Jun is Noe's older brother. He is the captain of the basketball team at his school and is number four in his team. He is shown to have more feelings for Noe than just a normal sibling's relationship. He asks Shin'ichirō to ask Noe out, but Shin'ichirō merely gets annoyed at him. However, when Shin'ichirō requests that Jun go out with Hiromi in return for going out with his sister Noe, he agrees immediately. Even though he is acting, Jun does not seem to hold any feelings for Hiromi.
- Rumi Takaoka (高岡 ルミ, Takaoka Rumi)

Rumi is the captain of the girls' basketball team that Hiromi and Tomoyo play on.

==Production==

The animated television series True Tears is directed by Junji Nishimura and produced by P.A. Works, Lantis, and Bandai Visual, with the animation and music produced by P.A. Works and Lantis respectively. The anime shares its title with the visual novel True Tears by La'cryma, but uses an entirely different story with different characters, and a different art style. The series aired between January 6, 2008, and March 30, 2008, on TV Kanagawa in Japan, although a special preview of the first episode was shown on January 4, 2008, on BS11 Digital. The anime also aired at later dates on Chiba TV, Kansai TV, Kids Station, Tōkai TV, TV Saitama, and BS11 Digital. Thirteen episodes aired on the aforementioned networks. A DVD compilation, containing the first episode of the anime, was released on March 25, 2008, in Japan. A Blu-ray box set released in Japan contains an extra three-minute epilogue to the series unveiling the future of the main characters after the anime's conclusion.

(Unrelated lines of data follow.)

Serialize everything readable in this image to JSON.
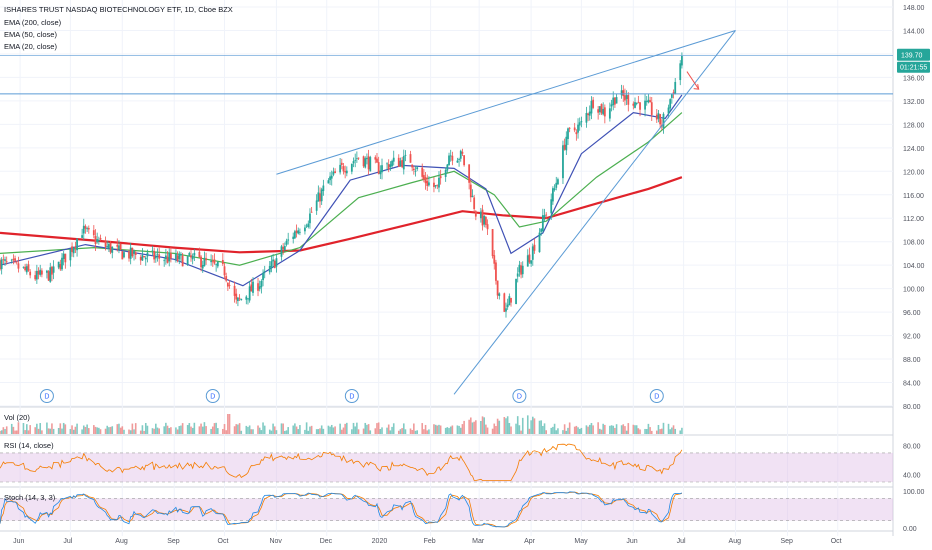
{
  "header": {
    "title": "ISHARES TRUST NASDAQ BIOTECHNOLOGY ETF, 1D, Cboe BZX",
    "indicators": [
      "EMA (200, close)",
      "EMA (50, close)",
      "EMA (20, close)"
    ]
  },
  "price_badge": {
    "value": "139.70",
    "countdown": "01:21:55"
  },
  "panes": {
    "volume": {
      "label": "Vol (20)"
    },
    "rsi": {
      "label": "RSI (14, close)",
      "ticks": [
        "80.00",
        "40.00"
      ]
    },
    "stoch": {
      "label": "Stoch (14, 3, 3)",
      "ticks": [
        "100.00",
        "0.00"
      ]
    }
  },
  "colors": {
    "up": "#26a69a",
    "down": "#ef5350",
    "ema200": "#e0232b",
    "ema50": "#4caf50",
    "ema20": "#3f51b5",
    "trendline": "#5b9bd5",
    "rsi_line": "#f57c00",
    "stoch_k": "#1e88e5",
    "stoch_d": "#f57c00",
    "band_fill": "#e1bee7"
  },
  "chart_data": {
    "type": "candlestick",
    "title": "ISHARES TRUST NASDAQ BIOTECHNOLOGY ETF, 1D, Cboe BZX",
    "x_labels": [
      "Jun",
      "Jul",
      "Aug",
      "Sep",
      "Oct",
      "Nov",
      "Dec",
      "2020",
      "Feb",
      "Mar",
      "Apr",
      "May",
      "Jun",
      "Jul",
      "Aug",
      "Sep",
      "Oct"
    ],
    "y_ticks": [
      "148.00",
      "144.00",
      "140.00",
      "136.00",
      "132.00",
      "128.00",
      "124.00",
      "120.00",
      "116.00",
      "112.00",
      "108.00",
      "104.00",
      "100.00",
      "96.00",
      "92.00",
      "88.00",
      "84.00",
      "80.00"
    ],
    "ylim": [
      80,
      148
    ],
    "dividend_markers": [
      "D",
      "D",
      "D",
      "D",
      "D"
    ],
    "price_path": [
      [
        "2019-05-20",
        104.5
      ],
      [
        "2019-06-01",
        103.5
      ],
      [
        "2019-06-10",
        102.0
      ],
      [
        "2019-06-20",
        102.5
      ],
      [
        "2019-07-01",
        106.5
      ],
      [
        "2019-07-08",
        110.0
      ],
      [
        "2019-07-20",
        107.5
      ],
      [
        "2019-08-01",
        106.0
      ],
      [
        "2019-08-15",
        105.5
      ],
      [
        "2019-09-01",
        105.0
      ],
      [
        "2019-09-15",
        105.0
      ],
      [
        "2019-10-01",
        103.0
      ],
      [
        "2019-10-08",
        97.5
      ],
      [
        "2019-10-22",
        101.0
      ],
      [
        "2019-11-01",
        105.0
      ],
      [
        "2019-11-10",
        109.0
      ],
      [
        "2019-11-20",
        112.0
      ],
      [
        "2019-12-01",
        118.0
      ],
      [
        "2019-12-10",
        120.5
      ],
      [
        "2019-12-20",
        122.5
      ],
      [
        "2020-01-01",
        120.5
      ],
      [
        "2020-01-10",
        121.5
      ],
      [
        "2020-01-20",
        122.0
      ],
      [
        "2020-01-28",
        118.5
      ],
      [
        "2020-02-05",
        117.0
      ],
      [
        "2020-02-12",
        123.0
      ],
      [
        "2020-02-20",
        122.5
      ],
      [
        "2020-02-28",
        113.0
      ],
      [
        "2020-03-05",
        111.0
      ],
      [
        "2020-03-12",
        100.0
      ],
      [
        "2020-03-17",
        96.0
      ],
      [
        "2020-03-25",
        103.0
      ],
      [
        "2020-04-01",
        106.0
      ],
      [
        "2020-04-08",
        111.5
      ],
      [
        "2020-04-15",
        117.0
      ],
      [
        "2020-04-22",
        126.0
      ],
      [
        "2020-05-01",
        128.0
      ],
      [
        "2020-05-08",
        132.0
      ],
      [
        "2020-05-15",
        130.0
      ],
      [
        "2020-05-22",
        133.0
      ],
      [
        "2020-06-01",
        132.0
      ],
      [
        "2020-06-10",
        131.0
      ],
      [
        "2020-06-18",
        128.0
      ],
      [
        "2020-06-25",
        134.0
      ],
      [
        "2020-06-30",
        139.7
      ]
    ],
    "ema200_path": [
      [
        "2019-05-20",
        109.5
      ],
      [
        "2019-07-15",
        108.2
      ],
      [
        "2019-09-01",
        107.0
      ],
      [
        "2019-10-10",
        106.2
      ],
      [
        "2019-11-15",
        106.5
      ],
      [
        "2019-12-15",
        108.5
      ],
      [
        "2020-01-20",
        111.0
      ],
      [
        "2020-02-20",
        113.2
      ],
      [
        "2020-03-15",
        112.5
      ],
      [
        "2020-04-10",
        112.0
      ],
      [
        "2020-05-10",
        114.5
      ],
      [
        "2020-06-10",
        117.0
      ],
      [
        "2020-06-30",
        119.0
      ]
    ],
    "ema50_path": [
      [
        "2019-05-20",
        106.0
      ],
      [
        "2019-07-15",
        107.0
      ],
      [
        "2019-09-01",
        106.0
      ],
      [
        "2019-10-10",
        104.0
      ],
      [
        "2019-11-15",
        107.0
      ],
      [
        "2019-12-20",
        115.5
      ],
      [
        "2020-01-20",
        118.0
      ],
      [
        "2020-02-15",
        120.0
      ],
      [
        "2020-03-10",
        116.0
      ],
      [
        "2020-03-25",
        110.5
      ],
      [
        "2020-04-10",
        111.5
      ],
      [
        "2020-05-10",
        119.0
      ],
      [
        "2020-06-10",
        125.0
      ],
      [
        "2020-06-30",
        130.0
      ]
    ],
    "ema20_path": [
      [
        "2019-05-20",
        104.0
      ],
      [
        "2019-07-10",
        107.5
      ],
      [
        "2019-09-01",
        105.0
      ],
      [
        "2019-10-12",
        100.5
      ],
      [
        "2019-11-15",
        106.5
      ],
      [
        "2019-12-15",
        118.5
      ],
      [
        "2020-01-15",
        121.0
      ],
      [
        "2020-02-15",
        120.5
      ],
      [
        "2020-03-05",
        117.0
      ],
      [
        "2020-03-20",
        106.0
      ],
      [
        "2020-04-08",
        109.5
      ],
      [
        "2020-05-01",
        123.0
      ],
      [
        "2020-06-01",
        130.0
      ],
      [
        "2020-06-20",
        129.0
      ],
      [
        "2020-06-30",
        133.0
      ]
    ],
    "trendlines": [
      [
        [
          "2019-11-01",
          119.5
        ],
        [
          "2020-08-01",
          144.0
        ]
      ],
      [
        [
          "2020-02-15",
          82.0
        ],
        [
          "2020-08-01",
          144.0
        ]
      ]
    ],
    "horizontal_lines": [
      133.2,
      139.7
    ],
    "projection_arrow": [
      [
        "2020-07-03",
        137.0
      ],
      [
        "2020-07-10",
        134.0
      ]
    ]
  }
}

The anime was licensed by Bandai Visual in North America, but the release was delayed. After Bandai Visual USA folded into Bandai Entertainment, the True Tears anime was released in a two-disc DVD box set on August 18, 2009, with English subtitles. Later, Discotek Media released the anime in a two-disc DVD box set on August 30, 2016, then on Blu-ray on October 31, 2017.

Three pieces of theme music are used for the anime; one opening theme, one ending theme, and one insert song. The opening theme is "Reflectier" (リフレクティア, Rifurekutia) by Eufonius, the ending theme is Aira Yūki's "Sekai no Namida" (セカイノナミダ), and the insert song, used in episode ten, is "Sono Mama no Boku de" (そのままの僕で) by Eufonius. A single for "Reflectier" was released on January 23, 2008, and a single for "Sekai no Namida" was released on February 6, 2008. The anime's original soundtrack was released on February 27, 2008, and an image song album entitled Tears...for truth containing the insert song was released on April 16, 2008.

==Internet radio show==
An Internet radio show called True Tears Kochira Tulip Hōsōkyoku (true tears こちらチューリップ放送局), hosted by Charradio, was broadcast between December 7, 2007, and December 28, 2007, containing four episodes. The following week, the show was transferred over to Beat Net Radio!, and began weekly broadcasts every Friday starting on January 4, 2008. It has three hosts — Ayahi Takagaki, Kaori Nazuka, and Yuka Iguchi, who played Noe Isurugi, Hiromi Yuasa, and Aiko Endō in the anime respectively — and was produced by Bandai Visual and Lantis. There are three corners on the show, which is used mainly to promote the anime version. Makoto Ishii, who played Shin'ichirō in the anime, appeared on the show as a guest for the seventh and eighth broadcasts, and the anime's director Junji Nishimura was a guest for the ninth episode.